Sex addiction is a form of non-substance-based addiction (behavioral addiction) characterized by life-impairing involvement in…
What Role Does Impulsivity Play in Sex Addiction?
Unusually impulsive sexual behavior is a common but not universal feature of sex addiction in men, according to new research findings from a group of American and Canadian scientists.
Psychologists and psychiatrists use the term impulsivity to refer to the human tendency to act without taking the time to consider the consequences of action. Some adults have relatively low levels of involvement in this tendency, while others often act in impulsive ways. In a study review published in March 2015 in the journal Current Behavioral Neuroscience Reports, researchers from three U.S. institutions and two Canadian institutions assessed the role that sex-related impulsive behavior plays in cases of sex addiction found in men. These researchers concluded that some men affected by sex addiction display sexually impulsive behavior, while others do not.
Sex addiction is one of the most common terms for a form of non-substance-related behavioral addiction that centers on a dysfunctional use of sexual fantasy, sexual thought and/or sexual activity. Essentially equivalent terms for the same life-disrupting problem include sexual addiction, hypersexuality, compulsive sexual behavior and hypersexual disorder. One of the underlying reasons for the use of so many terms is a lack of a single definition for sex addiction in the U.S. The American Psychiatric Association (popularizers of the term hypersexual disorder) came close to creating a standard definition in 2013, but ultimately failed to do so.
Whatever the name used to describe it, sex addiction has features that include the use of sexual activity, thought or fantasy as an inappropriate coping mechanism for unwanted feelings or problems; an inability to limit the amount of time spent on sexual activity, thought or fantasy; a preoccupation with sex in non-sexual situations; exposure to clearly negative personal or social outcomes associated with sexual activity, thought or fantasy; and continued inappropriate or excessive involvement in sexual activity, thought or fantasy after exposure to clearly negative outcomes. Some affected individuals have problems related to one form or avenue of sexual expression, while others have problems related to multiple forms or avenues of expression.
Sexually Impulsive Behavior
Some mental health professionals believe that sex addiction and other forms of behavioral addiction have their roots in an unusual ability to control impulsive behavior, as well as a corresponding inability to control compulsive behavior. Broadly speaking, impulsive behavior is behavior marked by a lack of adequate forethought, while compulsive behavior stems from rigid, repetitive adherence to a conscious or unconscious set of rules or beliefs. People who act impulsively commonly have pleasure-seeking as a goal, while people who act compulsively commonly seek to avoid some sort of harm. A sexually impulsive person would put sex-related pleasure before other considerations in a range of circumstances, and thereby repeatedly experience exposure to unwanted or undesirable sex-related consequences.
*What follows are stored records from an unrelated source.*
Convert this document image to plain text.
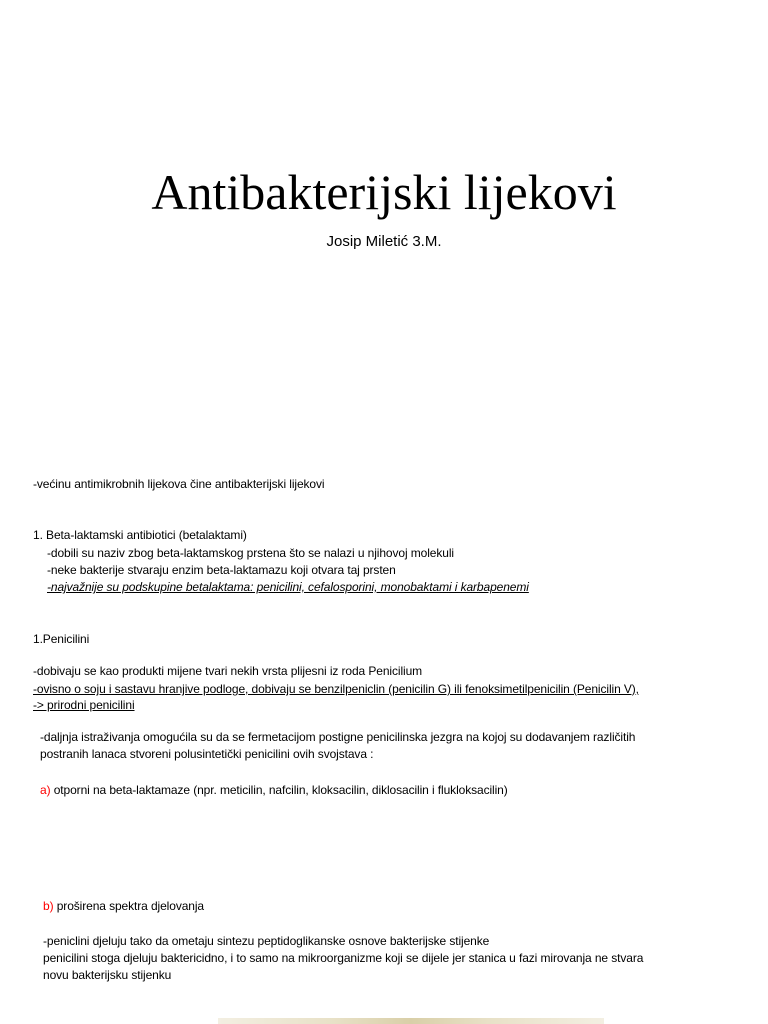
Antibakterijski lijekovi
Josip Miletić 3.M.
-većinu antimikrobnih lijekova čine antibakterijski lijekovi
1. Beta-laktamski antibiotici (betalaktami)
-dobili su naziv zbog beta-laktamskog prstena što se nalazi u njihovoj molekuli
-neke bakterije stvaraju enzim beta-laktamazu koji otvara taj prsten
-najvažnije su podskupine betalaktama: penicilini, cefalosporini, monobaktami i karbapenemi
1.Penicilini
-dobivaju se kao produkti mijene tvari nekih vrsta plijesni iz roda Penicilium
-ovisno o soju i sastavu hranjive podloge, dobivaju se benzilpeniclin (penicilin G) ili fenoksimetilpenicilin (Penicilin V),
-> prirodni penicilini
-daljnja istraživanja omogućila su da se fermetacijom postigne penicilinska jezgra na kojoj su dodavanjem različitih
postranih lanaca stvoreni polusintetički penicilini ovih svojstava :
a) otporni na beta-laktamaze (npr. meticilin, nafcilin, kloksacilin, diklosacilin i flukloksacilin)
b) proširena spektra djelovanja
-peniclini djeluju tako da ometaju sintezu peptidoglikanske osnove bakterijske stijenke
penicilini stoga djeluju baktericidno, i to samo na mikroorganizme koji se dijele jer stanica u fazi mirovanja ne stvara
novu bakterijsku stijenku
Impulsivity and Sex Addiction
In the study review published in Current Behavioral Neuroscience Reports, researchers from the University of California Los Angeles, Harvard Medical School, the Icahn School of Medicine at Mount Sinai and Canada’s Royal Ottawa Health Care Group and University of Ottawa used data from a large number of previously conducted studies to explore the role that sexually impulsive behavior plays in cases of sex addiction affecting men. (Women also develop the condition, although it often has gender-specific symptoms and social manifestations.) The researchers undertook their work, in part, in response to the current lack of an official definition for the disorder in the U.S. and Canada.
After completing their review, the researchers preliminarily concluded that studies of sexual impulsivity have largely focused on specific manifestations of impulsive behavior, not impulsive behavior as a whole. They also concluded that, for any affected person, impulsive tendencies may interact with compulsive tendencies to produce a “push-pull” situation that leads to unusual involvement in pleasure- or sensation-seeking behavior. In addition, the researchers concluded that some affected individuals may have a general involvement in unusually impulsive behavior, while others may have a more specific or limited involvement in sex-related impulsivity. Overall, the researchers concluded that some men who seek help for sex addiction appear to act in unusually impulsive ways, while other men who seek help for the condition do not typically act impulsively.
The review’s authors emphasize the lack of a single working definition for sexual impulsivity or an understanding of how such impulsivity impacts the behavior of people involved in dysfunctional patterns of sexual thought, behavior or fantasy. They point toward a need for further research to resolve these issues.